I consider myself fortunate to have such a child as my daughter, who took to baseball even faster than I did. She was hitting wiffle-ball line drives before the age of four. She was already cheering for Frank Thomas by then. The Big Hurt had no bigger fan than the Little Hurt.
We took her to the Field of Dreams in Dyersville, Iowa, twice during grade school, the summers after second and sixth grade, if memory serves. The second time, Clare was lining baseballs to the alleys, and, yes, they rolled out to where those spectral White/Black Sox stepped out of. The picture I have of her in her stance in front of the corn remains one of my favorites.
By the time Michele and I stopped at the field in the fall of 2013, the property had already been sold to a group of investors. The field that viewers saw Thursday night wasn’t the site used for the movie; it just felt like it. And that was enough for Clare to say, “I’m probably the only person under thirty to care about this.” Out of the mouths of babes…

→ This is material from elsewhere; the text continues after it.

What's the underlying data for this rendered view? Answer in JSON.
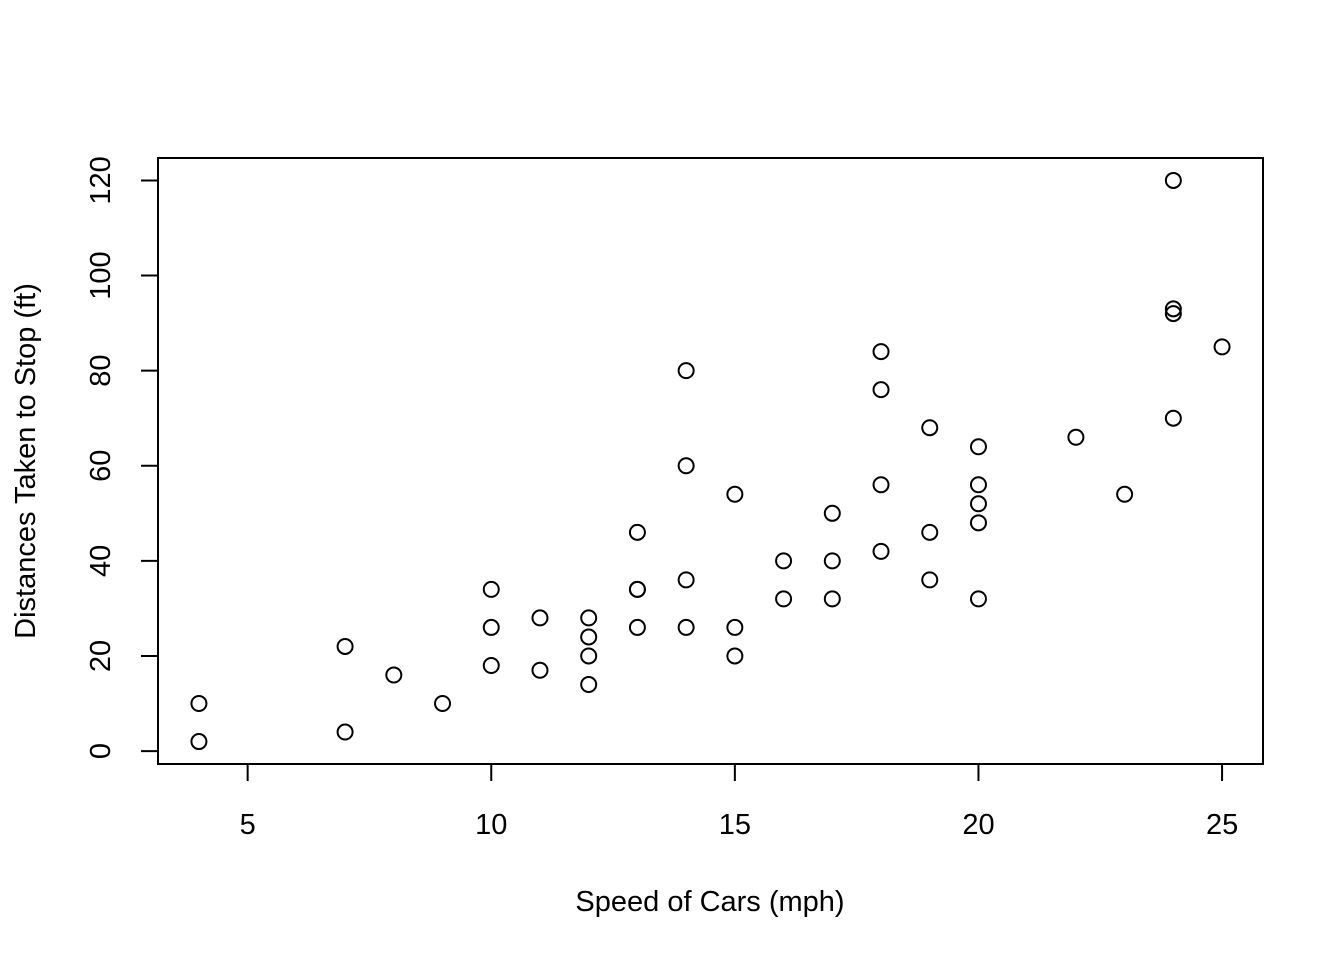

Indeed, I wonder how many of the players from either the Yankees or the White Sox felt the connection to Dyersville my daughter did. And, really, why would they? Many if not most of them had played at similar facilities in the minor leagues; this one was just closer to the crops. And hardly any of them admitted to ever having seen the movie, let alone read the book “Shoeless Joe” that it was based on.
Affection for the book, the movie, the site comes mostly from adults seeking one more game of catch with a now-gone parent; the rest comes from rare birds like Clare. For me, there was no magic to Thursday night beyond Tim Anderson providing walk-off heroics, that and watching the game with my daughter and grandson. Try as I might, I couldn’t detect any ghosts caught on-screen.
According to a story in Thursday’s Tribune, the idea for a major-league game originated with the lead investor as a way to rekindle interest in the project; the idea of a travel-sports complex in the corn didn’t catch on quite as much as she had hoped. I doubt if many fourteen-year olds care about W.P. Kinsella or Kevin Costner or Shoeless Joe Jackson after a full day of playing—or not playing—under the summer Iowa sun. Maybe some of their parent and coaches, but apparently not enough to make for the financial bonanza investors envisioned back when the 193 acres sold for $3.4 million.
Plans now call for a waterfall and pizza restaurant at the site. Who goes to Iowa for the pizza or the falls? It’s the ghosts that make Field of Dreams special, along with memories of pitching to a precocious twelve-year old.